Он женился, конечно же. И в гости приходил, с женой, с женой и сыном, и с внуками, и честное слово, руку на сердце положа – начисто забыл этот милый и глупый случай.
А вот теперь вдруг вспомнил.
– Тетя Ниночка, – сказал он. – Двадцать пятое августа. Атомная бомба.
Сполз со стула и сел на пол перед ее коляской.
– Чего тебе? – спросила она.
Он поцеловал ее коленку, твердую, как будто железную, у него потемнело в глазах и сильно стиснуло сердце. Он подумал, что это прекрасная смерть, у ног первой и самой любимой женщины, но из последних сил поднял голову, а она снова провела ему пальцем по губам. Плям! Она засмеялась, тьма вдруг отхлынула, стало легче дышать, и он понял, что жизнь все еще продолжается – больно, унизительно, нестерпимо.

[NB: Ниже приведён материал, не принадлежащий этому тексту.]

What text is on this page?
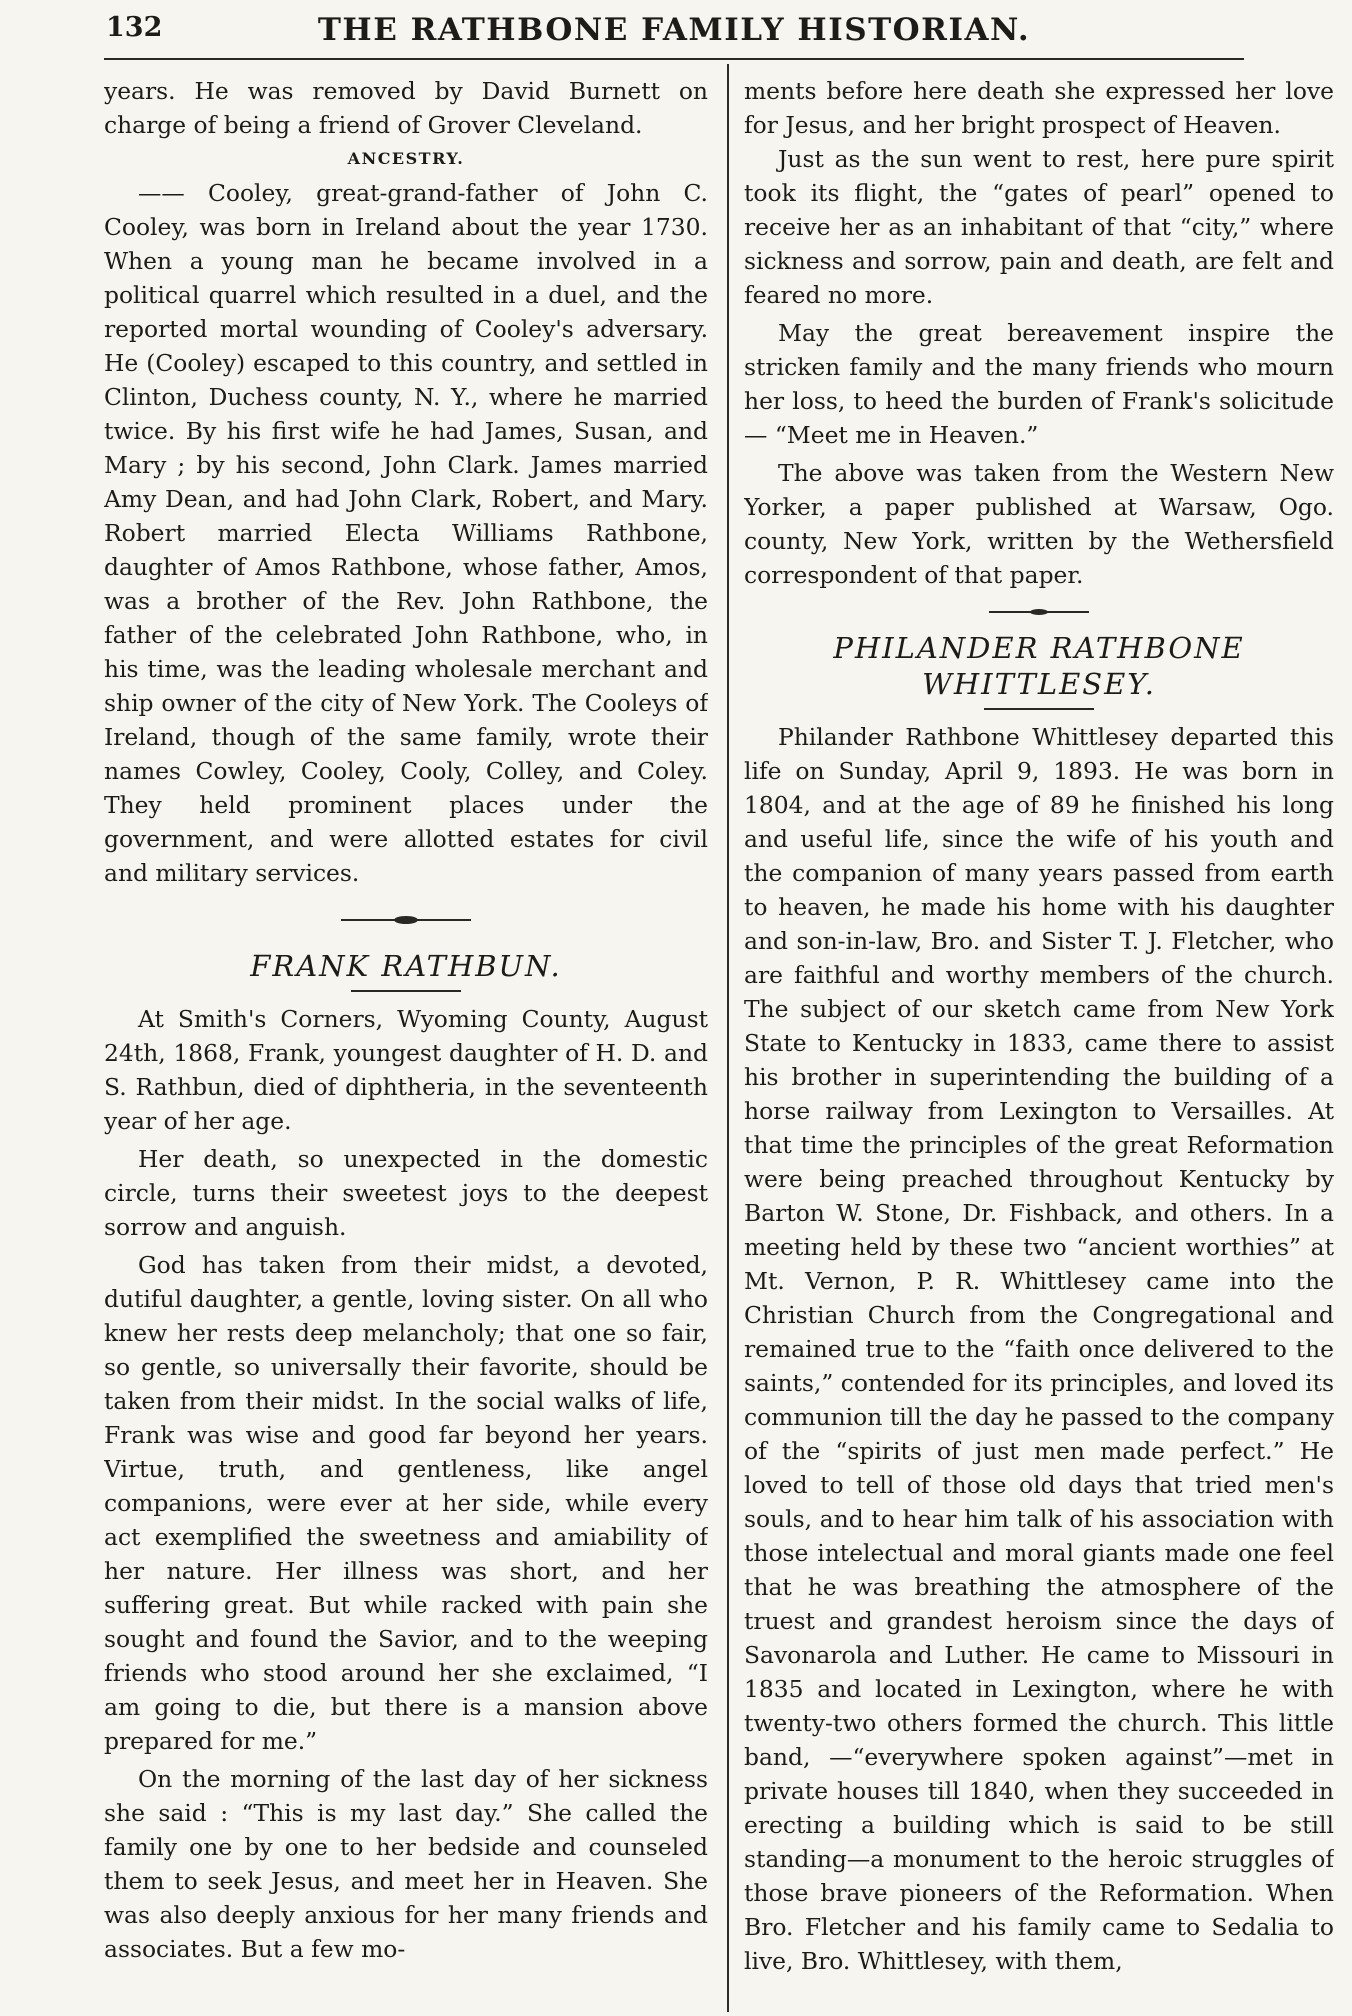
132	THE RATHBONE FAMILY HISTORIAN.

years. He was removed by David Burnett on charge of being a friend of Grover Cleveland.

ANCESTRY.

—— Cooley, great-grand-father of John C. Cooley, was born in Ireland about the year 1730. When a young man he became involved in a political quarrel which resulted in a duel, and the reported mortal wounding of Cooley's adversary. He (Cooley) escaped to this country, and settled in Clinton, Duchess county, N. Y., where he married twice. By his first wife he had James, Susan, and Mary ; by his second, John Clark. James married Amy Dean, and had John Clark, Robert, and Mary. Robert married Electa Williams Rathbone, daughter of Amos Rathbone, whose father, Amos, was a brother of the Rev. John Rathbone, the father of the celebrated John Rathbone, who, in his time, was the leading wholesale merchant and ship owner of the city of New York. The Cooleys of Ireland, though of the same family, wrote their names Cowley, Cooley, Cooly, Colley, and Coley. They held prominent places under the government, and were allotted estates for civil and military services.

FRANK RATHBUN.

At Smith's Corners, Wyoming County, August 24th, 1868, Frank, youngest daughter of H. D. and S. Rathbun, died of diphtheria, in the seventeenth year of her age.

Her death, so unexpected in the domestic circle, turns their sweetest joys to the deepest sorrow and anguish.

God has taken from their midst, a devoted, dutiful daughter, a gentle, loving sister. On all who knew her rests deep melancholy; that one so fair, so gentle, so universally their favorite, should be taken from their midst. In the social walks of life, Frank was wise and good far beyond her years. Virtue, truth, and gentleness, like angel companions, were ever at her side, while every act exemplified the sweetness and amiability of her nature. Her illness was short, and her suffering great. But while racked with pain she sought and found the Savior, and to the weeping friends who stood around her she exclaimed, “I am going to die, but there is a mansion above prepared for me.”

On the morning of the last day of her sickness she said : “This is my last day.” She called the family one by one to her bedside and counseled them to seek Jesus, and meet her in Heaven. She was also deeply anxious for her many friends and associates. But a few mo-

ments before here death she expressed her love for Jesus, and her bright prospect of Heaven.

Just as the sun went to rest, here pure spirit took its flight, the “gates of pearl” opened to receive her as an inhabitant of that “city,” where sickness and sorrow, pain and death, are felt and feared no more.

May the great bereavement inspire the stricken family and the many friends who mourn her loss, to heed the burden of Frank's solicitude— “Meet me in Heaven.”

The above was taken from the Western New Yorker, a paper published at Warsaw, Ogo. county, New York, written by the Wethersfield correspondent of that paper.

PHILANDER RATHBONE
WHITTLESEY.

Philander Rathbone Whittlesey departed this life on Sunday, April 9, 1893. He was born in 1804, and at the age of 89 he finished his long and useful life, since the wife of his youth and the companion of many years passed from earth to heaven, he made his home with his daughter and son-in-law, Bro. and Sister T. J. Fletcher, who are faithful and worthy members of the church. The subject of our sketch came from New York State to Kentucky in 1833, came there to assist his brother in superintending the building of a horse railway from Lexington to Versailles. At that time the principles of the great Reformation were being preached throughout Kentucky by Barton W. Stone, Dr. Fishback, and others. In a meeting held by these two “ancient worthies” at Mt. Vernon, P. R. Whittlesey came into the Christian Church from the Congregational and remained true to the “faith once delivered to the saints,” contended for its principles, and loved its communion till the day he passed to the company of the “spirits of just men made perfect.” He loved to tell of those old days that tried men's souls, and to hear him talk of his association with those intelectual and moral giants made one feel that he was breathing the atmosphere of the truest and grandest heroism since the days of Savonarola and Luther. He came to Missouri in 1835 and located in Lexington, where he with twenty-two others formed the church. This little band, —“everywhere spoken against”—met in private houses till 1840, when they succeeded in erecting a building which is said to be still standing—a monument to the heroic struggles of those brave pioneers of the Reformation. When Bro. Fletcher and his family came to Sedalia to live, Bro. Whittlesey, with them,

Но терпеть оставалось совсем недолго. Минут пять.
Лаврухин и ксупты
сон на 17 февраля 2015 годаПриснился сон настолько странный, что до сих пор удивляюсь – не приснилось ли мне, что это мне приснилось.
Однако вот.
Меня зовут к столу, и я иду по коридору какой-то старой, интеллигентной, уютной квартиры, мимо застекленного книжного шкафа, и вдруг, покосившись на свое отражение, останавливаюсь и вижу – это не я.

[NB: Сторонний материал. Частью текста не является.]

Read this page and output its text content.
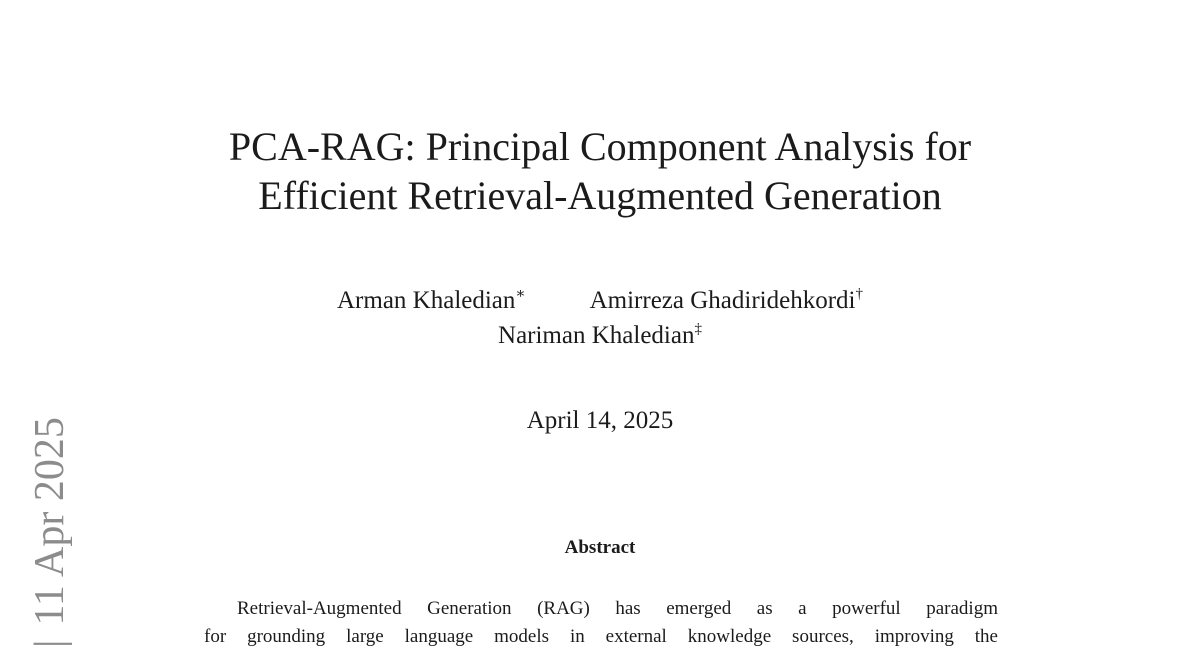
PCA-RAG: Principal Component Analysis for
Efficient Retrieval-Augmented Generation
Arman Khaledian∗	Amirreza Ghadiridehkordi†
Nariman Khaledian‡
April 14, 2025
Abstract
Retrieval-Augmented Generation (RAG) has emerged as a powerful paradigm
for grounding large language models in external knowledge sources, improving the
|11 Apr 2025
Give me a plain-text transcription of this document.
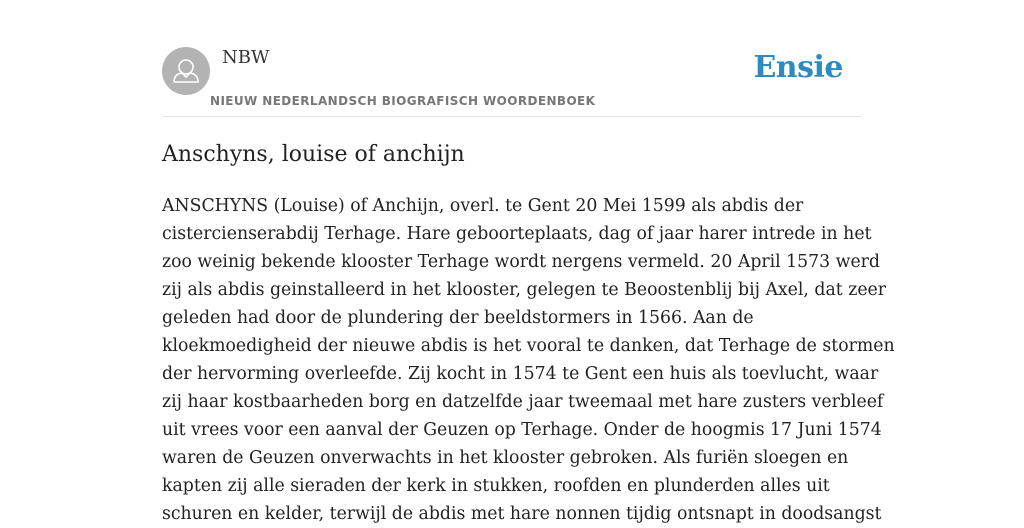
NBW
NIEUW NEDERLANDSCH BIOGRAFISCH WOORDENBOEK
Ensie
Anschyns, louise of anchijn
ANSCHYNS (Louise) of Anchijn, overl. te Gent 20 Mei 1599 als abdis der
cistercienserabdij Terhage. Hare geboorteplaats, dag of jaar harer intrede in het
zoo weinig bekende klooster Terhage wordt nergens vermeld. 20 April 1573 werd
zij als abdis geinstalleerd in het klooster, gelegen te Beoostenblij bij Axel, dat zeer
geleden had door de plundering der beeldstormers in 1566. Aan de
kloekmoedigheid der nieuwe abdis is het vooral te danken, dat Terhage de stormen
der hervorming overleefde. Zij kocht in 1574 te Gent een huis als toevlucht, waar
zij haar kostbaarheden borg en datzelfde jaar tweemaal met hare zusters verbleef
uit vrees voor een aanval der Geuzen op Terhage. Onder de hoogmis 17 Juni 1574
waren de Geuzen onverwachts in het klooster gebroken. Als furiën sloegen en
kapten zij alle sieraden der kerk in stukken, roofden en plunderden alles uit
schuren en kelder, terwijl de abdis met hare nonnen tijdig ontsnapt in doodsangst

Это седой худощавый мужчина, с челкой, с аккуратными усиками, в очках.
Я легко узнаю его – это писатель Алексей Иванович Пантелеев.
То есть я понимаю, что я – это теперь писатель Пантелеев. Лёнька Пантелеев. Автор «Честного слова» и всё такое. На минуточку мне становится интересно: а куда же девался я?

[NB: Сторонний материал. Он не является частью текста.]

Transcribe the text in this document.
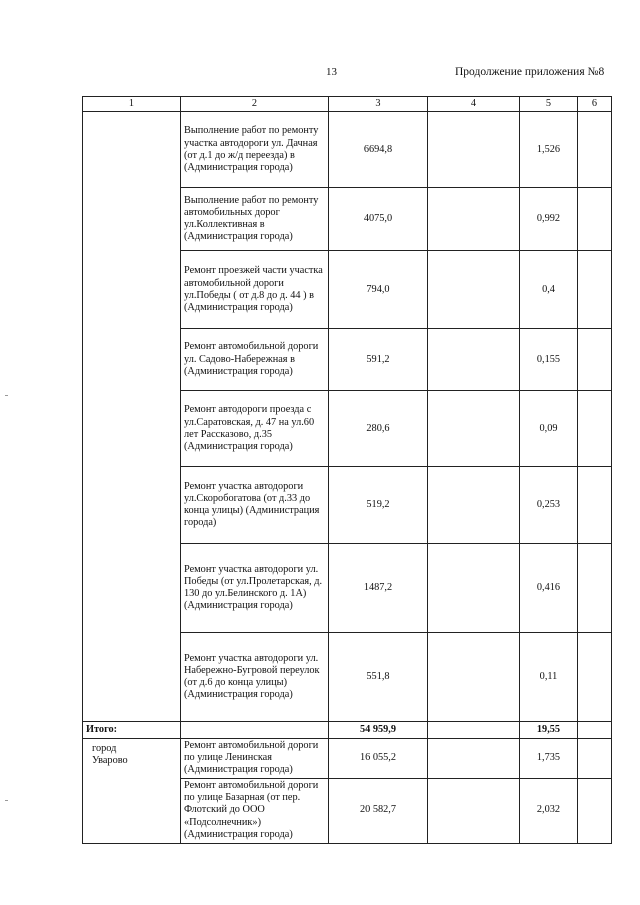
13	Продолжение приложения №8
1	2	3	4	5	6
	Выполнение работ по ремонту участка автодороги ул. Дачная (от д.1 до ж/д переезда) в (Администрация города)	6694,8		1,526	
	Выполнение работ по ремонту автомобильных дорог ул.Коллективная в (Администрация города)	4075,0		0,992	
	Ремонт проезжей части участка автомобильной дороги ул.Победы ( от д.8 до д. 44 ) в (Администрация города)	794,0		0,4	
	Ремонт автомобильной дороги ул. Садово-Набережная в (Администрация города)	591,2		0,155	
	Ремонт автодороги проезда с ул.Саратовская, д. 47 на ул.60 лет Рассказово, д.35 (Администрация города)	280,6		0,09	
	Ремонт участка автодороги ул.Скоробогатова (от д.33 до конца улицы) (Администрация города)	519,2		0,253	
	Ремонт участка автодороги ул. Победы (от ул.Пролетарская, д. 130 до ул.Белинского д. 1А) (Администрация города)	1487,2		0,416	
	Ремонт участка автодороги ул. Набережно-Бугровой переулок (от д.6 до конца улицы) (Администрация города)	551,8		0,11	
Итого:		54 959,9		19,55	

город Уварово	Ремонт автомобильной дороги по улице Ленинская (Администрация города)	16 055,2		1,735	
	Ремонт автомобильной дороги по улице Базарная (от пер. Флотский до ООО «Подсолнечник») (Администрация города)	20 582,7		2,032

Но я уже вхожу в столовую, и вопрос как-то тает. Поскольку теперь я вижу себя еще и в зеркало, старинное резное зеркало, которое висит между двумя окнами.
Стол под абажуром. Скатерть. Тарелки, приборы, все очень красиво и немного старомодно, в духе ленинградских шестидесятых.
«Ах, да! – понимаю я каким-то краешком сознания. – Ведь Алексей Иванович Пантелеев скончался двадцать семь лет тому назад, а тут он – то есть я – еще не совсем старик, так что ясно…»
Сажусь за стол, рядом со мной жена, молодая и красивая грузинка Элико, а напротив – наша дочь Маша, темноволосая застенчивая девочка.
Элико раздает еду.
– Ого! – говорю я. – Откуда такие чудесные ксупты?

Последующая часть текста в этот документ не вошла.